Neben dem fließenden Verkehr müssen wir uns den tw. schlimmen Parkiersituationen widmen. Die Verwaltung hat zugesagt, die kritischen städt. Quartiere zu untersuchen und Lösungsmöglichkeiten vorzuschlagen.

Wir begrüßen die Fortsetzung des Großprojekts Bahnhof, die Verbesserungen beim ÖPNV und den potentiellen Anschluss an die Stadtbahnlinie U13.
Das Regiorad-Verleihsystem zeigt bis heute keine überzeugende Kosten-Nutzen-Relation. Wir sind gespannt auf die Schlüsse aus der ersten Betriebsphase.

Die Wärmeplanung der Stadt wurde gestartet und die Planungen der Stadtwerke zu Nahwärmenetzen laufen auf Hochtouren. Mit Nahwärmenetzen kann ein großer Hebel zur CO2-Reduktion beim Heizen, von Gebäuden betätigt werden.
Erfreulicherweise tragen die Stadtwerke trotz dieser großen Aufgabe ab 2022 mit einer höheren Gewinnausschüttung zur Deckung des Ergebnis-HH bei.

Nach der Umwandlung neuerer Flüchtlingswohnungen in allgemeine Mietwohnungen, fordern wir die Verwaltung auf, Überlegungen anzustellen, wie die ältesten städt.
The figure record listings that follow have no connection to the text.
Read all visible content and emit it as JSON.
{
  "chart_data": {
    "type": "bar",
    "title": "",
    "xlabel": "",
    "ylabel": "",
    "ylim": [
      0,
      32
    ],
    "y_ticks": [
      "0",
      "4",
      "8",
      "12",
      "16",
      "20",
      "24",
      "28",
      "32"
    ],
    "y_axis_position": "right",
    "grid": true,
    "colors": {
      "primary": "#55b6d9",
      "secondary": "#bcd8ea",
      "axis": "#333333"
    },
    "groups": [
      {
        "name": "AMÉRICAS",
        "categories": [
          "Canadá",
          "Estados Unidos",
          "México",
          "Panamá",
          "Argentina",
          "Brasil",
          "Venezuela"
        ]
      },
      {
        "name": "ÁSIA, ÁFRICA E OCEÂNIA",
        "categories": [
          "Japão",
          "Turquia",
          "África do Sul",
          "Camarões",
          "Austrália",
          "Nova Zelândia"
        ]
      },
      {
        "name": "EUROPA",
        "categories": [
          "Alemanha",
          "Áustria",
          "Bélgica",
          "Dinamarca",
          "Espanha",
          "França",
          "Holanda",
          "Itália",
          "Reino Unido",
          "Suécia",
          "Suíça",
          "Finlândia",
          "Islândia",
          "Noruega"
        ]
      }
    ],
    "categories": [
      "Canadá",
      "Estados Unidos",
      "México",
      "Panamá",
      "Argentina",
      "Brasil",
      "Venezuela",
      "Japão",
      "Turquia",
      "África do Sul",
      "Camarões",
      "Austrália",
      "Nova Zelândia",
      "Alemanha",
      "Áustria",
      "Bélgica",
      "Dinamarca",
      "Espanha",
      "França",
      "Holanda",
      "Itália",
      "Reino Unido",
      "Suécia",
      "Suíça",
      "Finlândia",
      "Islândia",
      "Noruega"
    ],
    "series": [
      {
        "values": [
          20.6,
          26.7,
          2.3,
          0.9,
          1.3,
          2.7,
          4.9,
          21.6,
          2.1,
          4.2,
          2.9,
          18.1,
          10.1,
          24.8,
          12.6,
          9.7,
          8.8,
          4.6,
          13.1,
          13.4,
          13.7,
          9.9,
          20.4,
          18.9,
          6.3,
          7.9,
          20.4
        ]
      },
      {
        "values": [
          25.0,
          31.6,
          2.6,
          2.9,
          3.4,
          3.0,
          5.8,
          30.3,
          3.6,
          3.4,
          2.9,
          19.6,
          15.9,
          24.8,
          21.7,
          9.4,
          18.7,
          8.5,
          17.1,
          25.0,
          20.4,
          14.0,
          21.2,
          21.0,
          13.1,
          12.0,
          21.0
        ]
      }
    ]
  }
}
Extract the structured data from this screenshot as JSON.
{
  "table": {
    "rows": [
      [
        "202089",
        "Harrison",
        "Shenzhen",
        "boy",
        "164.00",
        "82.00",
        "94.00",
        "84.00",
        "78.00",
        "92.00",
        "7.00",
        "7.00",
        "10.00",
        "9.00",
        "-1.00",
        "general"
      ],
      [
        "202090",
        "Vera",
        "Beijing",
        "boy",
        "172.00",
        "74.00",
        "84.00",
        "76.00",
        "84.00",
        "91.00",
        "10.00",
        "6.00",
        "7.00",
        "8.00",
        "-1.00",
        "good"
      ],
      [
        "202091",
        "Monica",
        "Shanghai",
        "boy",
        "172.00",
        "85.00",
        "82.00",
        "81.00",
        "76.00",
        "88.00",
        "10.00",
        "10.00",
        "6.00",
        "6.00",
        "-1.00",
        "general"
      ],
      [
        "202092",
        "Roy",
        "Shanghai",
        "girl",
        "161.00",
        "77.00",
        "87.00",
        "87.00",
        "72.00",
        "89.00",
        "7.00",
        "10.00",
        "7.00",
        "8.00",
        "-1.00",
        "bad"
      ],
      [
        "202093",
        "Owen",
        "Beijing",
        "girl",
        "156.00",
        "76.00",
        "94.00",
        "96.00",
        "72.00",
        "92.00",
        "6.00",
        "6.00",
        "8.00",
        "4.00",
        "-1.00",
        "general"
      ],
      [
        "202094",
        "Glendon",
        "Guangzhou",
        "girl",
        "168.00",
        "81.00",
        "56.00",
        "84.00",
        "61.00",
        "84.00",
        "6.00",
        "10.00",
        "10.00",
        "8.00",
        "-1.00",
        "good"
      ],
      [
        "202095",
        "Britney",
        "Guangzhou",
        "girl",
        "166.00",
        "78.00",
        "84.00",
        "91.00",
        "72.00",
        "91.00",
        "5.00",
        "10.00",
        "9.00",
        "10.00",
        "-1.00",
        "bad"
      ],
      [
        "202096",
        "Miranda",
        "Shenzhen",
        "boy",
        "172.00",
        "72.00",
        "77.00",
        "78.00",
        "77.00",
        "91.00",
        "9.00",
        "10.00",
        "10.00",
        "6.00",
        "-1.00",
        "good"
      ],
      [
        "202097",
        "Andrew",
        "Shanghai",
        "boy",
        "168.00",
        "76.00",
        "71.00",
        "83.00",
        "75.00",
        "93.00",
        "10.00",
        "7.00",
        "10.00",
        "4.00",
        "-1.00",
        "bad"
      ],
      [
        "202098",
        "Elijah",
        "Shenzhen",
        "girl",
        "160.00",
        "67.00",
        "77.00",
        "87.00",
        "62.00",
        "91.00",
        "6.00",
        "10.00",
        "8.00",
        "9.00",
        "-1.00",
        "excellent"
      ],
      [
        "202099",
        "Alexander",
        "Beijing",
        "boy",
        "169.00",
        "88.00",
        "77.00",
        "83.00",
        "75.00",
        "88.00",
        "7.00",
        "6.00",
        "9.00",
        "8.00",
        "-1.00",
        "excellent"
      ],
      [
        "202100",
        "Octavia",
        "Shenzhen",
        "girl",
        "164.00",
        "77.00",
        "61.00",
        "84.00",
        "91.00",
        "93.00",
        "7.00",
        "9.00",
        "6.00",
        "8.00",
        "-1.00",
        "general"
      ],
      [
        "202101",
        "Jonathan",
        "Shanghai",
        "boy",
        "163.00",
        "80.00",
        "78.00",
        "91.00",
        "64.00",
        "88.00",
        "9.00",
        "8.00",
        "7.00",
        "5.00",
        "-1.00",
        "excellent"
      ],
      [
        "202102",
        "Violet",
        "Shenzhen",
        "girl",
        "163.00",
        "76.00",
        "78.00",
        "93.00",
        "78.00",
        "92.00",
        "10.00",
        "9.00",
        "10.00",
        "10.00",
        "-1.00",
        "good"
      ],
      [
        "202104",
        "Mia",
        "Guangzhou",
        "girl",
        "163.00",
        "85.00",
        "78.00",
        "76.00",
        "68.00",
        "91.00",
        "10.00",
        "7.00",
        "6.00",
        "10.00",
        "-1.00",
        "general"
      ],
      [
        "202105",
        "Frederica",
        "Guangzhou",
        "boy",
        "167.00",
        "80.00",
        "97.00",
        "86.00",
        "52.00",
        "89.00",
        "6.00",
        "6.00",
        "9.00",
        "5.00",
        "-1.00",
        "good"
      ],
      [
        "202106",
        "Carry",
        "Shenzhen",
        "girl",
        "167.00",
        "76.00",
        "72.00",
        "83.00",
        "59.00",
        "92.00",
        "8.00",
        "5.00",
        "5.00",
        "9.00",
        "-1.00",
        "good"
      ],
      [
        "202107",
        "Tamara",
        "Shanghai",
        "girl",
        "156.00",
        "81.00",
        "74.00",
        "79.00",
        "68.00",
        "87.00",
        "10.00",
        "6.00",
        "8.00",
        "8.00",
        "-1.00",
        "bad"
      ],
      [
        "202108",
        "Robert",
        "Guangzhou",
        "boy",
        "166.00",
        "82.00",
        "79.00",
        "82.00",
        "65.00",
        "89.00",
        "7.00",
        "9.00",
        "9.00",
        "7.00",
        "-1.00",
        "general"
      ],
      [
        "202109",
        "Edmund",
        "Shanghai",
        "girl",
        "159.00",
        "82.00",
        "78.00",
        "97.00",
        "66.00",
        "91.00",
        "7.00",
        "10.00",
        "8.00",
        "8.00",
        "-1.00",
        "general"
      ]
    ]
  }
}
Wohnungen auf einen zeitgemäßen Standard gebracht werden können.

Sauberkeit und Sicherheit in der Stadt sind uns wichtig, wir hoffen, dass die geplanten Projekte erkennbare Wirkung zeigen.

 

Die Fraktion der Freien Wähler stimmt dem Planwerk wir vorberaten zu.
Abschließend möchte ich namens meiner Fraktion allen am Planwerk Beteiligten danken – vorneweg der Kämmerei.
Wir danken der Verwaltung für das vertrauensvolle Miteinander und den städt. Mitarbeiterinnen und Mitarbeitern für ihre Arbeit und ihr Engagement.